Cherish your solitude. Take trains by yourself to places you have never been. Sleep out alone under the stars. Learn how to drive a stick shift. Go so far away that you stop being afraid of not coming back. Say no when you don't want to do something. Say yes if your instincts are strong, even if everyone around you disagrees. Decide whether you want to be liked or admired. Decide if fitting in is more important than finding out what you're doing here. Believe in kissing.
— Eve Ensler
Stay safe. Take cabs.
This was my dad’s advice, given via text message, an hour before I boarded a plane to London for my first European adventure as a solo traveller.
“Don’t be Jessica,” he said, knowing that I don’t always think about consequences — walking home alone at night, drinking too much wine, wandering unfamiliar streets, and talking to strangers.
Apprehension is tethered to solo travel. The unknown seems far less scary when there’s somebody by your side, wandering the same streets, drinking the same wine, talking to the same strangers. I expected to feel this apprehension, alone in cities I’d never travelled to before, but I didn’t. Instead, travelling alone seemed anything but scary. It seemed natural, liberating, empowering.
My journey began in London, my eyes barely open, a side effect of the Gravol I took hours earlier as my plane left Toronto. It ended a week later at the Manchester Airport, where I boarded another plane, clad in yellow wellies and a backpack that had grown heavier during my week of wandering. In between those moments were hundreds more.
London moved quickly, and I mean this to have multiple meanings. My visit was short and the city was fast. It moved quickly around me — honking horns and anxious tourists — while I struggled to find my hostel. The first song I heard when checking in to The Walrus, a trendy hub near Westminster Bridge, was one my better half recorded.

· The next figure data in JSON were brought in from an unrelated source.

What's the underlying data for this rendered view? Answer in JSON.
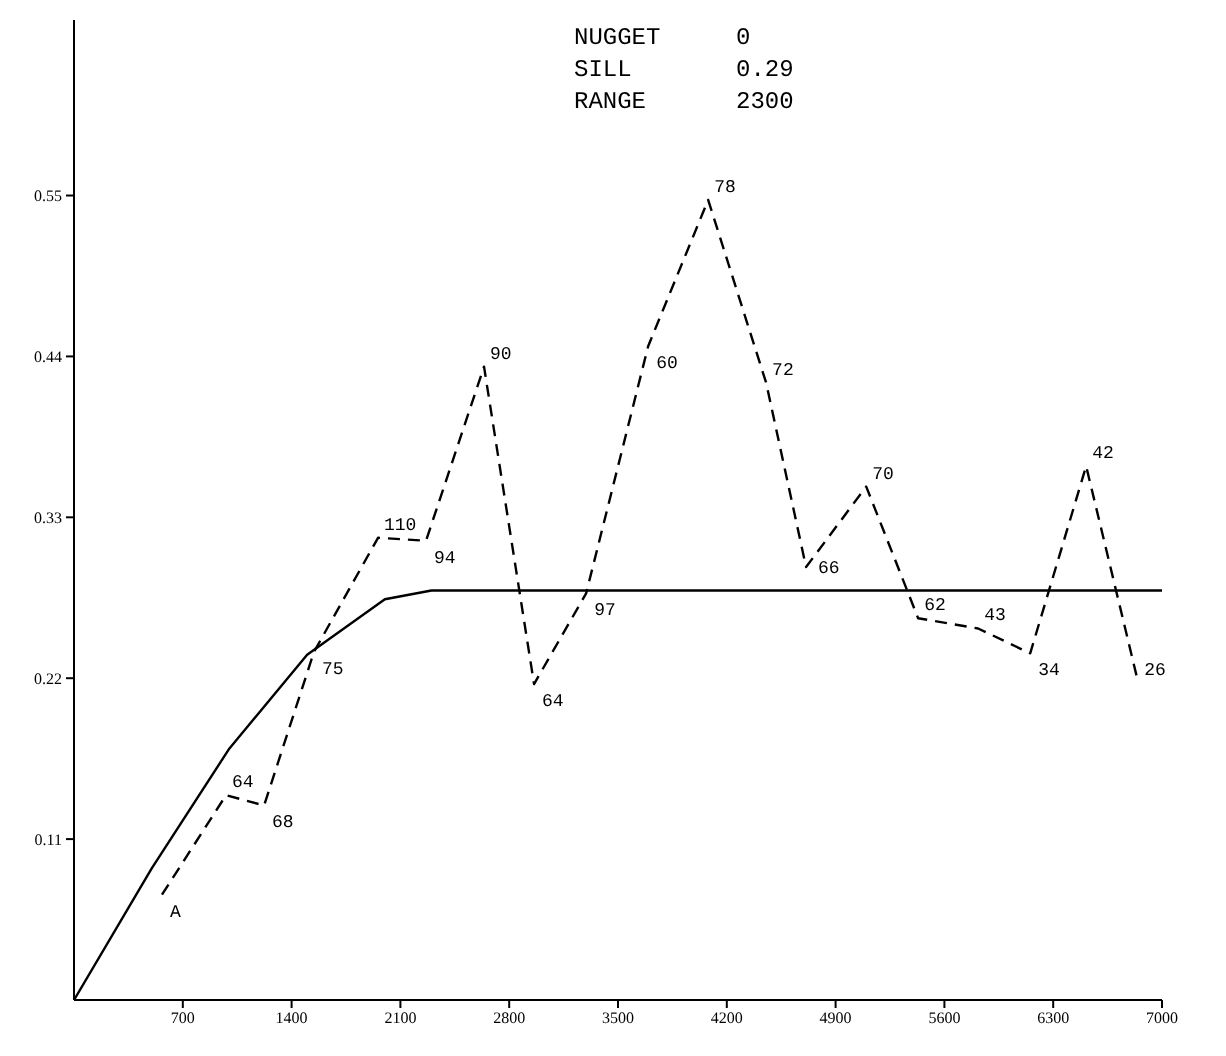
{
  "chart_data": {
    "type": "line",
    "annotations": [
      "NUGGET 0",
      "SILL 0.29",
      "RANGE 2300",
      {
        "text": "A",
        "x": 566,
        "y": 0.072
      },
      {
        "text": "64",
        "x": 978,
        "y": 0.14
      },
      {
        "text": "68",
        "x": 1223,
        "y": 0.133
      },
      {
        "text": "75",
        "x": 1544,
        "y": 0.238
      },
      {
        "text": "110",
        "x": 1956,
        "y": 0.316
      },
      {
        "text": "94",
        "x": 2265,
        "y": 0.314
      },
      {
        "text": "90",
        "x": 2638,
        "y": 0.433
      },
      {
        "text": "64",
        "x": 2960,
        "y": 0.216
      },
      {
        "text": "97",
        "x": 3295,
        "y": 0.278
      },
      {
        "text": "60",
        "x": 3694,
        "y": 0.447
      },
      {
        "text": "78",
        "x": 4080,
        "y": 0.547
      },
      {
        "text": "72",
        "x": 4453,
        "y": 0.422
      },
      {
        "text": "66",
        "x": 4710,
        "y": 0.296
      },
      {
        "text": "70",
        "x": 5097,
        "y": 0.351
      },
      {
        "text": "62",
        "x": 5431,
        "y": 0.261
      },
      {
        "text": "43",
        "x": 5817,
        "y": 0.254
      },
      {
        "text": "34",
        "x": 6152,
        "y": 0.237
      },
      {
        "text": "42",
        "x": 6512,
        "y": 0.365
      },
      {
        "text": "26",
        "x": 6847,
        "y": 0.217
      }
    ],
    "xlim": [
      0,
      7000
    ],
    "ylim": [
      0,
      0.67
    ],
    "xticks": [
      700,
      1400,
      2100,
      2800,
      3500,
      4200,
      4900,
      5600,
      6300,
      7000
    ],
    "yticks": [
      0.11,
      0.22,
      0.33,
      0.44,
      0.55
    ],
    "grid": false,
    "marker": "none",
    "series": [
      {
        "color": "#000000",
        "line_style": "dashed",
        "x": [
          566,
          978,
          1223,
          1544,
          1956,
          2265,
          2638,
          2960,
          3295,
          3694,
          4080,
          4453,
          4710,
          5097,
          5431,
          5817,
          6152,
          6512,
          6847
        ],
        "values": [
          0.072,
          0.14,
          0.133,
          0.238,
          0.316,
          0.314,
          0.433,
          0.216,
          0.278,
          0.447,
          0.547,
          0.422,
          0.296,
          0.351,
          0.261,
          0.254,
          0.237,
          0.365,
          0.217
        ]
      },
      {
        "color": "#000000",
        "line_style": "solid",
        "x": [
          0,
          500,
          1000,
          1500,
          2000,
          2300,
          7000
        ],
        "values": [
          0,
          0.09,
          0.172,
          0.236,
          0.274,
          0.28,
          0.28
        ]
      }
    ]
  }
}
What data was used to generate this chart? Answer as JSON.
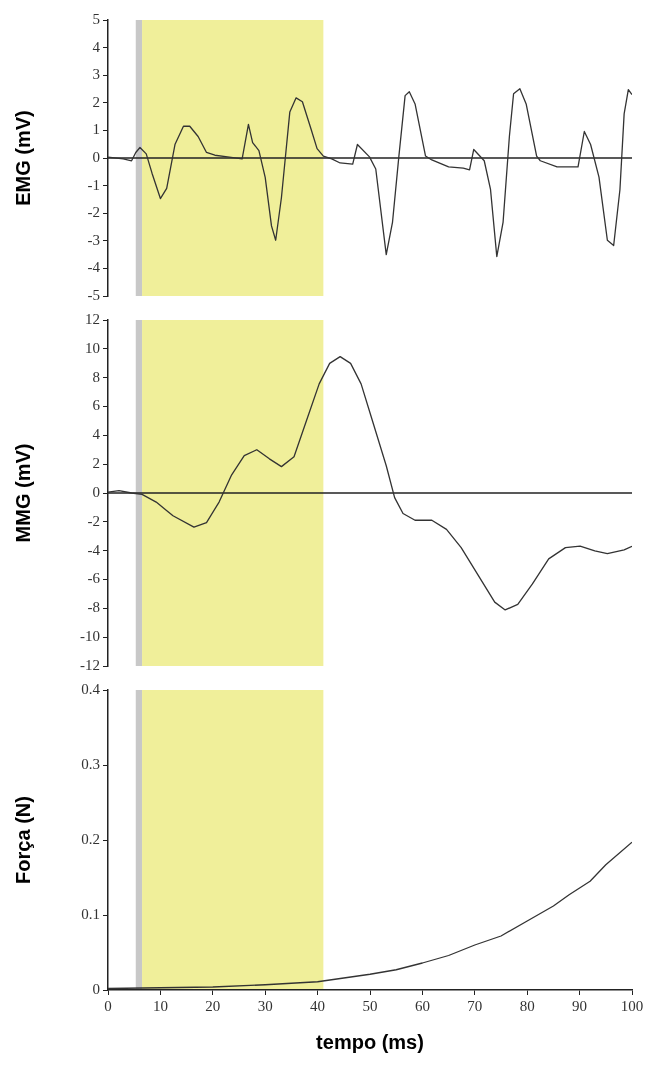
{
  "chart_data": [
    {
      "type": "line",
      "ylabel": "EMG (mV)",
      "xlim": [
        0,
        100
      ],
      "ylim": [
        -5,
        5
      ],
      "yticks": [
        -5,
        -4,
        -3,
        -2,
        -1,
        0,
        1,
        2,
        3,
        4,
        5
      ],
      "tick_labels": "y",
      "grid": false,
      "legend": false,
      "marker": "none",
      "ref_lines": [
        {
          "axis": "y",
          "value": 0,
          "color": "#222222"
        }
      ],
      "bands": [
        {
          "axis": "x",
          "from": 5.3,
          "to": 6.5,
          "color": "#c8c8c8"
        },
        {
          "axis": "x",
          "from": 6.5,
          "to": 41.1,
          "color": "#f0ef9a"
        }
      ],
      "series": [
        {
          "color": "#333333",
          "x": [
            0,
            2.9,
            4.5,
            5.3,
            6.1,
            7.3,
            8.4,
            10.0,
            11.2,
            12.8,
            14.4,
            15.6,
            17.2,
            18.8,
            20.4,
            22.8,
            25.6,
            26.8,
            27.6,
            28.8,
            30.0,
            31.2,
            32.0,
            33.1,
            34.7,
            35.9,
            37.1,
            38.7,
            39.9,
            41.1,
            42.7,
            44.3,
            46.7,
            47.6,
            49.9,
            51.1,
            53.1,
            54.3,
            55.5,
            56.7,
            57.5,
            58.6,
            60.6,
            61.8,
            65.0,
            67.8,
            69.0,
            69.8,
            71.8,
            73.0,
            74.2,
            75.4,
            76.6,
            77.4,
            78.6,
            79.8,
            81.8,
            82.5,
            85.7,
            89.7,
            90.9,
            92.1,
            93.7,
            95.3,
            96.5,
            97.7,
            98.5,
            99.3,
            100
          ],
          "values": [
            0.03,
            -0.03,
            -0.1,
            0.2,
            0.38,
            0.15,
            -0.55,
            -1.47,
            -1.1,
            0.5,
            1.15,
            1.15,
            0.78,
            0.2,
            0.1,
            0.04,
            -0.03,
            1.22,
            0.56,
            0.27,
            -0.7,
            -2.46,
            -2.98,
            -1.43,
            1.67,
            2.18,
            2.04,
            1.08,
            0.34,
            0.07,
            -0.03,
            -0.18,
            -0.22,
            0.49,
            0.04,
            -0.4,
            -3.5,
            -2.32,
            0.04,
            2.26,
            2.4,
            1.96,
            0.07,
            -0.07,
            -0.32,
            -0.37,
            -0.43,
            0.31,
            -0.1,
            -1.14,
            -3.57,
            -2.32,
            0.78,
            2.33,
            2.51,
            1.96,
            0.07,
            -0.1,
            -0.32,
            -0.32,
            0.96,
            0.49,
            -0.69,
            -2.98,
            -3.17,
            -1.14,
            1.6,
            2.48,
            2.3
          ]
        }
      ]
    },
    {
      "type": "line",
      "ylabel": "MMG (mV)",
      "xlim": [
        0,
        100
      ],
      "ylim": [
        -12,
        12
      ],
      "yticks": [
        -12,
        -10,
        -8,
        -6,
        -4,
        -2,
        0,
        2,
        4,
        6,
        8,
        10,
        12
      ],
      "tick_labels": "y",
      "grid": false,
      "legend": false,
      "marker": "none",
      "ref_lines": [
        {
          "axis": "y",
          "value": 0,
          "color": "#222222"
        }
      ],
      "bands": [
        {
          "axis": "x",
          "from": 5.3,
          "to": 6.5,
          "color": "#c8c8c8"
        },
        {
          "axis": "x",
          "from": 6.5,
          "to": 41.1,
          "color": "#f0ef9a"
        }
      ],
      "series": [
        {
          "color": "#333333",
          "x": [
            0,
            2.1,
            4.5,
            6.5,
            9.2,
            12.4,
            16.4,
            18.8,
            21.2,
            23.6,
            26.0,
            28.4,
            30.8,
            33.1,
            35.5,
            37.9,
            40.3,
            42.3,
            44.3,
            46.3,
            48.3,
            50.7,
            53.1,
            54.7,
            56.3,
            58.6,
            61.8,
            64.6,
            67.4,
            70.6,
            73.8,
            75.8,
            78.2,
            81.0,
            84.1,
            87.3,
            90.1,
            92.9,
            95.3,
            98.5,
            100
          ],
          "values": [
            0.06,
            0.16,
            0,
            -0.1,
            -0.63,
            -1.58,
            -2.37,
            -2.05,
            -0.63,
            1.26,
            2.59,
            3.0,
            2.37,
            1.83,
            2.52,
            5.05,
            7.57,
            8.99,
            9.46,
            8.99,
            7.57,
            4.73,
            1.89,
            -0.32,
            -1.42,
            -1.89,
            -1.89,
            -2.52,
            -3.79,
            -5.68,
            -7.57,
            -8.11,
            -7.73,
            -6.31,
            -4.57,
            -3.79,
            -3.69,
            -4.01,
            -4.2,
            -3.94,
            -3.7
          ]
        }
      ]
    },
    {
      "type": "line",
      "ylabel": "Força (N)",
      "xlabel": "tempo (ms)",
      "xlim": [
        0,
        100
      ],
      "xticks": [
        0,
        10,
        20,
        30,
        40,
        50,
        60,
        70,
        80,
        90,
        100
      ],
      "ylim": [
        0,
        0.4
      ],
      "yticks": [
        0,
        0.1,
        0.2,
        0.3,
        0.4
      ],
      "grid": false,
      "legend": false,
      "marker": "none",
      "bands": [
        {
          "axis": "x",
          "from": 5.3,
          "to": 6.5,
          "color": "#c8c8c8"
        },
        {
          "axis": "x",
          "from": 6.5,
          "to": 41.1,
          "color": "#f0ef9a"
        }
      ],
      "series": [
        {
          "color": "#333333",
          "x": [
            0,
            10,
            20,
            30,
            40,
            45,
            50,
            55,
            60,
            65,
            70,
            75,
            80,
            85,
            88,
            92,
            95,
            100
          ],
          "values": [
            0.002,
            0.003,
            0.004,
            0.007,
            0.011,
            0.016,
            0.021,
            0.027,
            0.036,
            0.046,
            0.06,
            0.072,
            0.092,
            0.112,
            0.127,
            0.145,
            0.167,
            0.197
          ]
        }
      ]
    }
  ]
}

London was all the things I expected — double deckers, red phone booths, and many things to see. My two-hour flight delay meant I had less time than I’d hoped, so I threw away my itinerary. First, I wandered past the Thames, the London Eye, Big Ben, and Parliament, and then spent much of my afternoon immersing myself in the history of Westminster Abbey. I wandered past Buckingham Palace, through St. James Park and Piccadilly Circus, stopping in bookstores along the way. My day ended at The Walrus, where I shared a room with travellers from around the world. After they went to bed, I found myself almost alone in the hostel’s bar, drinking pints and reading, until last call.
The next morning, after a British breakfast of tea and biscuits, I did what any book nerd with a few hours to spare in London would do — I rode the tube (Mind the gap!) to the British Library. Libraries often hold the best-kept secrets from travellers. They’re quiet and roomy (perfect for those of us dragging gigantic backpacks from city to city) and they often have exhibitions that are as well-curated as any museum. The British Library was no exception, among its collection were the handwritten lyrics to the Beatles’ Yesterday, surviving fragments of the Magna Carta, one of Olivier’s scripts, and a Shakespeare First Folio.
My 24 hours in London ended with a pasty and a kind elderly man asking me about Canada. I boarded the train to Edinburgh, happy to give my tired legs a break.